Department of Radiology, Seventh Medical Center of Chinese, PLA General Hospital, No.5 Nanmencang, Dongcheng District, Beijing, 100700, China.
Beijing Engineering Research Center of Mixed Reality and Advanced Display, School of Optics and Photonics, Beijing Institute of Technology, No.5 Zhongguancun South Street, Haidian District, Beijing, 100081, China.
Neuroradiology. 2022 Jul;64(7):1391-1399. doi: 10.1007/s00234-022-02911-2. Epub 2022 Feb 2.

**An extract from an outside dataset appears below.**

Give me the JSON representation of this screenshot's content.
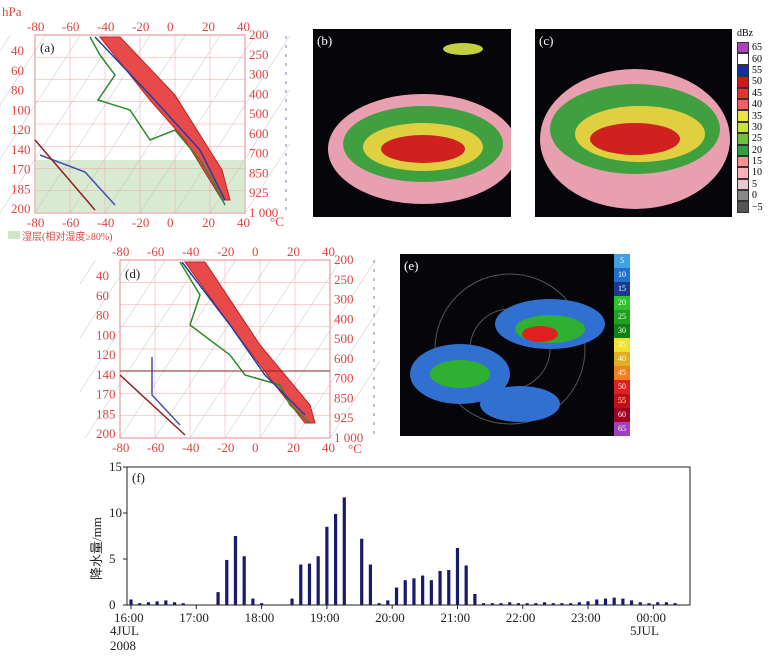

It is always challenging to correctly differentiate between minimally conscious state (MCS) and vegetative state/unresponsive wakefulness syndrome (VS/UWS) among disorders of consciousness (DOC) patients. However, the underlying neural mechanisms of awareness identification remain incompletely understood.
Using regional homogeneity (ReHo) analysis, we evaluated how regional connectivity of brain regions is disrupted in MCS and VS/UWS patients. Resting-state functional magnetic resonance imaging was conducted in 14 MCS patients, 25 VS/UWS patients, and 30 age-matched healthy individuals.
We found that MCS and VS/UWS patients demonstrated DOC-dependent reduced ReHo within widespread brain regions including posterior cingulate cortices (PCC), medial prefrontal cortices (mPFC), and bilateral fronto-parieto-temporal cortices and showed increased ReHo in limbic structures. Moreover, a positive correlation between Coma Recovery Scale-Revised (CRS-R) total scores and reduced ReHo in the left precuneus was observed in VS/UWS patients, despite the linear trend was not found in MCS patients. In addition, ReHo were also observed reduced in three mainly intrinsic connectivity networks (ICNs), including default mode network (DMN), executive control network (ECN), and salience network (SN). Notably, as the clinical symptoms of consciousness disorders worsen from MCS to VS/UWS, ReHo in dorsal DMN, left ECN, and posterior SN became significantly reduced.
These findings make a further understanding of the underlying neural mechanism of regional connectivity among DOC patients and provide additional neuroimaging-based biomarkers for the clinical diagnosis of MCS and VS/UWS patients.
在意识障碍(DOC)患者中,正确区分最小意识状态(MCS)和植物状态/无反应觉醒综合征(VS/UWS)一直具有挑战性。然而,意识识别的潜在神经机制仍不完全清楚。
我们使用局部一致性(ReHo)分析来评估 MCS 和 VS/UWS 患者的脑区连接中断情况。对 14 名 MCS 患者、25 名 VS/UWS 患者和 30 名年龄匹配的健康个体进行了静息态功能磁共振成像。
我们发现 MCS 和 VS/UWS 患者在广泛的脑区(包括后扣带回皮质(PCC)、内侧前额叶皮质(mPFC)以及双侧额顶颞叶皮质)中表现出与 DOC 相关的降低的 ReHo,并在边缘结构中表现出增加的 ReHo。此外,在 VS/UWS 患者中,CRS-R 总评分与左楔前叶的 ReHo 呈正相关,尽管在 MCS 患者中没有发现线性趋势。此外,还观察到三个主要的内在连接网络(ICNs)中的 ReHo 降低,包括默认模式网络(DMN)、执行控制网络(ECN)和突显网络(SN)。值得注意的是,随着意识障碍从 MCS 向 VS/UWS 的临床症状恶化,背侧 DMN、左侧 ECN 和后 SN 的 ReHo 显著降低。
这些发现进一步了解了 DOC 患者之间区域连接的潜在神经机制,并为 MCS 和 VS/UWS 患者的临床诊断提供了额外的基于神经影像学的生物标志物。